Monday, October 26, 2020

Object Permanence III

 Cresting the hill, I noticed something was missing. Or to be more precise, I noticed something different. There was a breeze on my right hindquarters. That shouldn't be. That area is specifically protected by my shorts, my undies, and the wallet in my back pocket.

No. Not again. 

Those were the words that raced through my head as I stopped pedaling my bike and began to turn around. I did the quick frisk of myself to be sure that I hadn't absently stuffed my billfold in the wrong pocket or maybe I had simply lost touch with the nerves on my back end. 

No such luck. My wallet was missing. Again. After being reunited with my errant pochette two weeks ago, my stomach did a Fosbury Flop as I resigned myself to the slow trip back to school, staring at the street, peering under cars, searching for signs of what I had apparently once again taken for granted. After all, what were the chances that I would be in the exact same position less than a month after that most recent trauma.

Did you guess one hundred percent? You'd be right.

All the way back to school, I alternately ridiculed myself and began to reconcile the disappointment that was building inside of me. I cursed this unnecessary waste of time and the pinhead who had caused it. Then I reminded myself that I now had a spare wallet with a duplicate card which had arrived just days before the last time I was surprised by that which was once lost was found. 

It was not the end of the world. It was the end of a day that had otherwise been quite productive and gratifying. But all that gratification came tumbling down in an instant. Woe is me. How could this be happening to me? Why me?

So I called my wife and asked her to poke around the house to see if somehow I had misplaced my wallet before I even left. Anxious moments drifted by as I waited on the line. Nope. Not there. Not in all the places where it could or might be. 

I went back over all the places where I had been at school that day and retraced steps I hadn't taken for a week. Just in case. The wallet was not there. So once again, I got on my bike and started the creep back up the hill, looking once again at every shadow and piece of trash that might be my wallet in disguise. Once I got back up to the top of the hill, I resigned myself to the rest of the ride home, fretting and consoling myself, at times out loud. 

When I arrived at home, I looked carefully in all the spots outside the house where something like my wallet could just slip out of a pocket and go unnoticed for a day. No luck. Inside, I went to all those spots that made sense and many that did not. Then I checked at the back of my closet.

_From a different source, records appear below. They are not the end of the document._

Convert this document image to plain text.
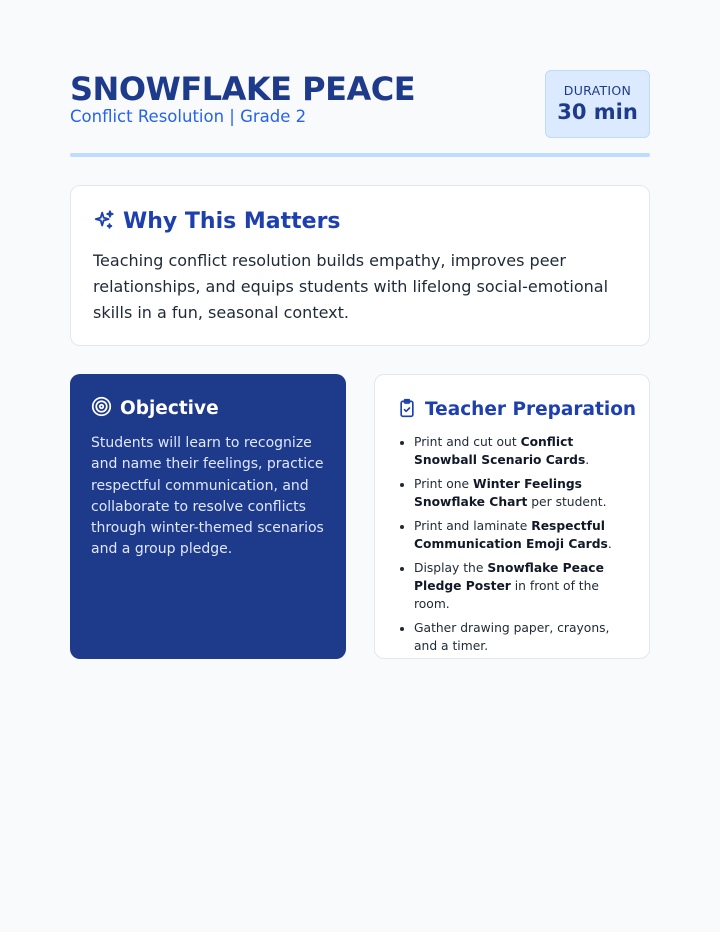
SNOWFLAKE PEACE
Conflict Resolution | Grade 2
DURATION
30 min
Why This Matters

Teaching conflict resolution builds empathy, improves peer relationships, and equips students with lifelong social-emotional skills in a fun, seasonal context.

Objective

Students will learn to recognize and name their feelings, practice respectful communication, and collaborate to resolve conflicts through winter-themed scenarios and a group pledge.

Teacher Preparation
• Print and cut out Conflict Snowball Scenario Cards.
• Print one Winter Feelings Snowflake Chart per student.
• Print and laminate Respectful Communication Emoji Cards.
• Display the Snowflake Peace Pledge Poster in front of the room.
• Gather drawing paper, crayons, and a timer.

This is where I toss my clothes for the next day, since I tend to get dressed in the dark each morning. And in the shadows of the late afternoon, I put my hand on the cool leather rectangle that suddenly made everything right with the world again. I had spent an hour and a half berating myself and making plans to phone the credit card companies and file for a new driver's license. Now I felt the weight lifting. The light returned. I had just manufactured this enormous catharsis out of a missing object. I made note of the baggy shorts that had allowed the wallet to come sliding out of my back pocket. Embarrassed and relieved, I put the wallet in a safe place. Where I knew where it was.